STA Homework
1. This is a basic illustration of using Bootstrap for inference.
(i) Generate a random sample of size n = 100 following the univariate regression model
Yi = -5 + 2Xi + εi
where Xi's are independent Chi-square random variables with degrees of freedom 6, and εi's are i.i.d. N(0, σ2) with σ = 1. Fix a random seed to ensure that the results are reproducible.
(ii) Fit the least squares regression line to the data and obtain the estimate of (β0, β1, σ2).
(iii) Obtain re-sampling-based 95% confidence intervals for β0 and β1 by using a parametric (i.e., residual-base) bootstrap procedure with 400 bootstrap replicates.
(iv) How do the confidence intervals in (iii) compare with the theoretical confidence intervals for β0 and β1? [To compare the accuracy of the confidence intervals, repeat the procedure in steps (i)-(iii) 10 times (using different random seed for each simulation run) and report the average lengths of the bootstrap confidence intervals and that of corresponding theoretical confidence intervals.]
2. In this example, compare k-NN classification method, linear discriminant analysis and logistic regression in a two-class classification problem.

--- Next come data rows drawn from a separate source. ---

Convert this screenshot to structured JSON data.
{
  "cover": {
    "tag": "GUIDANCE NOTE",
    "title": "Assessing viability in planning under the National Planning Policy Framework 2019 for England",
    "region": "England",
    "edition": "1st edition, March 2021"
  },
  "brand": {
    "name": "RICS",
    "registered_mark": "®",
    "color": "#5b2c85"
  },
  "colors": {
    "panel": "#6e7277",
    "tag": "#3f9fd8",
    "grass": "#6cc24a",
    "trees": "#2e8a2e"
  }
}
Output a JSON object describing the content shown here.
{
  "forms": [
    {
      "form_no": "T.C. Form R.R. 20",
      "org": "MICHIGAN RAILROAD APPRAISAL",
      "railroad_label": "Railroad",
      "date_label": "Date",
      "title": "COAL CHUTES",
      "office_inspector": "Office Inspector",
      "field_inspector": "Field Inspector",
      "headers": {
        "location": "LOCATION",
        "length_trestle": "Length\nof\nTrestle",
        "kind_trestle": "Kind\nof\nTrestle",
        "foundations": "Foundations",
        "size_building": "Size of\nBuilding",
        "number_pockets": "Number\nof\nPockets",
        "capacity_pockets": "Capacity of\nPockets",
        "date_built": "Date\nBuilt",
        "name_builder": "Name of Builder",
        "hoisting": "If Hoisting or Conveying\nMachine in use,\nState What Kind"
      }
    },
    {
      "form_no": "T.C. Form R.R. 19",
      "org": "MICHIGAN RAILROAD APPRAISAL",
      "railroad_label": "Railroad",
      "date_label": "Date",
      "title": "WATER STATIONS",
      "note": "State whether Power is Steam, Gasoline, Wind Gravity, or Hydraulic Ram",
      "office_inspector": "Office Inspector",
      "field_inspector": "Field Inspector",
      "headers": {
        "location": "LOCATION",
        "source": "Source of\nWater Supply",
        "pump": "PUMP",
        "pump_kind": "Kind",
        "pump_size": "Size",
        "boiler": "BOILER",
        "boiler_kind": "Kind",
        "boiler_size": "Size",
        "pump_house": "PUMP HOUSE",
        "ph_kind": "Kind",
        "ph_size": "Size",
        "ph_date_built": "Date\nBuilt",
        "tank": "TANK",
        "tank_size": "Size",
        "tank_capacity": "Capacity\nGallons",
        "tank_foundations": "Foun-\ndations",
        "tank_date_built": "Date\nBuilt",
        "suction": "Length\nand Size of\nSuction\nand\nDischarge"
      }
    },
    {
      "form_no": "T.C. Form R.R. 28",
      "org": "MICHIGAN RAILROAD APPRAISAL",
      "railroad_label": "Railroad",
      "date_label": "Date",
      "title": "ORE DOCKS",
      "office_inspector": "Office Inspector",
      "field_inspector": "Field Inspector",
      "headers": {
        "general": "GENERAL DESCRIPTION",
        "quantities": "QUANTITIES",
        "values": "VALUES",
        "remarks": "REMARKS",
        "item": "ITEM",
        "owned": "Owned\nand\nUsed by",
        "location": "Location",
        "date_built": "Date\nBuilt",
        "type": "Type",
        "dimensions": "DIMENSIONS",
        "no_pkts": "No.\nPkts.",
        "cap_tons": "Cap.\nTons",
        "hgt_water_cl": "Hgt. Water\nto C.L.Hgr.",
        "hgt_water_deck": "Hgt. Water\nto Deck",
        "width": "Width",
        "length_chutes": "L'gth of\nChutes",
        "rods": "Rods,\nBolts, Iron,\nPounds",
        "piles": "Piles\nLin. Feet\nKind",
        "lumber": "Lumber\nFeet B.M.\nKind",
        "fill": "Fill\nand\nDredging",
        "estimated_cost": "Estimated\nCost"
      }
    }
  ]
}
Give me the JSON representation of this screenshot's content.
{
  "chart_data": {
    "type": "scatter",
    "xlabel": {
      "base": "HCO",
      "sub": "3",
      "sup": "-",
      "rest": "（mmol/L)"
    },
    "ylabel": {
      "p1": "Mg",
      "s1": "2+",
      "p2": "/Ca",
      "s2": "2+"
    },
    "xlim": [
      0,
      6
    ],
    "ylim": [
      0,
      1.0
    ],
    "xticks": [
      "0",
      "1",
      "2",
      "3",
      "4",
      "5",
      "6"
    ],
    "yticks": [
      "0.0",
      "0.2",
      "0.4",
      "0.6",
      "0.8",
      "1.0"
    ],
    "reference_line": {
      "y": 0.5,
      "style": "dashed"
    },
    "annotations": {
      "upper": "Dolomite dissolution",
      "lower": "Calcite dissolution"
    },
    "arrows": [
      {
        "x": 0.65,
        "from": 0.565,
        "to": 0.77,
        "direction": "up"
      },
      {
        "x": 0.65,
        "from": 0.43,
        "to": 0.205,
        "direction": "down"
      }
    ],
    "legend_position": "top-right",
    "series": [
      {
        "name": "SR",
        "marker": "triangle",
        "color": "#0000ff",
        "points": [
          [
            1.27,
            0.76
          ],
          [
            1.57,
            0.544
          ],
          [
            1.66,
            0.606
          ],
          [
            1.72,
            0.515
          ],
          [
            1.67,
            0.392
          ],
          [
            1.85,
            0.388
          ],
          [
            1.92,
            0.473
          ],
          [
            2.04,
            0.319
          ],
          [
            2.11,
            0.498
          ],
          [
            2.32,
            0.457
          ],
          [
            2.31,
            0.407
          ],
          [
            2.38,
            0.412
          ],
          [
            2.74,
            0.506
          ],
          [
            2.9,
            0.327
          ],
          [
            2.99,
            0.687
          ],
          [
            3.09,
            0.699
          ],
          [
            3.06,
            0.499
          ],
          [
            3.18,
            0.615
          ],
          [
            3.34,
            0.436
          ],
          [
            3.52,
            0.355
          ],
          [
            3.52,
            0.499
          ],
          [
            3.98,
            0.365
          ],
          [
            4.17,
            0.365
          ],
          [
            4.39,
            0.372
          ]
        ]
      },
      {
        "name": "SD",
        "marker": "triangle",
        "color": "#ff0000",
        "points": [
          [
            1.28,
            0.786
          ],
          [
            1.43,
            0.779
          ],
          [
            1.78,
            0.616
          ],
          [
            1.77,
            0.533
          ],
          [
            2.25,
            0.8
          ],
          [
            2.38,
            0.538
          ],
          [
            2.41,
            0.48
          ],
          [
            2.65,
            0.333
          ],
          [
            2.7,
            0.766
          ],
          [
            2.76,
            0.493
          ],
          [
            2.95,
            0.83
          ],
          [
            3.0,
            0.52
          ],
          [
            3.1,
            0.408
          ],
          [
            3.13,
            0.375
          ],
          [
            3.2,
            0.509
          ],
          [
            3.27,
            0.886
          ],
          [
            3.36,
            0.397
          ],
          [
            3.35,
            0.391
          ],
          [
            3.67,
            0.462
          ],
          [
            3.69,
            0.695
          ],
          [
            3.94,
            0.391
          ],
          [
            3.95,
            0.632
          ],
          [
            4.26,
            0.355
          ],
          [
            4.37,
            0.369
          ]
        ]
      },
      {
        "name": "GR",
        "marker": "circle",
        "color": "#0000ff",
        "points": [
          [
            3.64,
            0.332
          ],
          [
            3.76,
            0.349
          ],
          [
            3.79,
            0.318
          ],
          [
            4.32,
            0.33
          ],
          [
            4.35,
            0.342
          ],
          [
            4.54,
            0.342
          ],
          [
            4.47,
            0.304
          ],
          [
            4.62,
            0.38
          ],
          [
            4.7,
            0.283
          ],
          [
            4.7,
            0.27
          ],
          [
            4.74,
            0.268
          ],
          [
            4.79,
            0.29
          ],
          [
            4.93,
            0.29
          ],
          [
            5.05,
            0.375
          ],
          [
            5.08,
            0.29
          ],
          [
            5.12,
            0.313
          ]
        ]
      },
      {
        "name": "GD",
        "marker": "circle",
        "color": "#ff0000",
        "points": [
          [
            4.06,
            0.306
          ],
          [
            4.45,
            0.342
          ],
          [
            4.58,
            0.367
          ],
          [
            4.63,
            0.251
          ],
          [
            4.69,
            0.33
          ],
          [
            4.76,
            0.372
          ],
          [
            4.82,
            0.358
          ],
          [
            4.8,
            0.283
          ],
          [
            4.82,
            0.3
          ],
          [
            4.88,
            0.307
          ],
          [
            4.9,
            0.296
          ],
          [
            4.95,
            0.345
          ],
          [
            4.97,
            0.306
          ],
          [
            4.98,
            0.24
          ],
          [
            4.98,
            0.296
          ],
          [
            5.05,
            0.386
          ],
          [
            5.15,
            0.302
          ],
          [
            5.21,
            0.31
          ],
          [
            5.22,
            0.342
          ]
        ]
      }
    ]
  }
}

For this consider the iris data available in R.
(i) Extract the data corresponding to flower types setosa and versicolor, numbering a total of 100 flowers. Set aside the last 10 measurements for each flower type as test data and use the remaining data consisting of 80 measurements as training data.
(ii) Fit a logistic regression model to the training data, using the variable Sepal.Length as predictor. Obtain the estimates of the model parameters. Compute the confusion matrix for the test data set.
(iii) Compute the decision boundary for linear discriminant analysis, using Sepal.Length as the predictor variable. Compute the confusion matrix for the test data set.
(iv) Use k-nearest neighbors classification method with k = 3, 4, 5, again using Sepal.Length as the predictor variable. In each case, confusion matrix for the test data set.
(v) Write a very brief summary of the comparative performance of different classification procedures.
Reference -
1. James, G., Witten, D., Hastie, T. and Tibshirani, R. (2013). An Introduction to Statistical Learning with Applications in R. Springer. [Chapters 3, 4 & 5].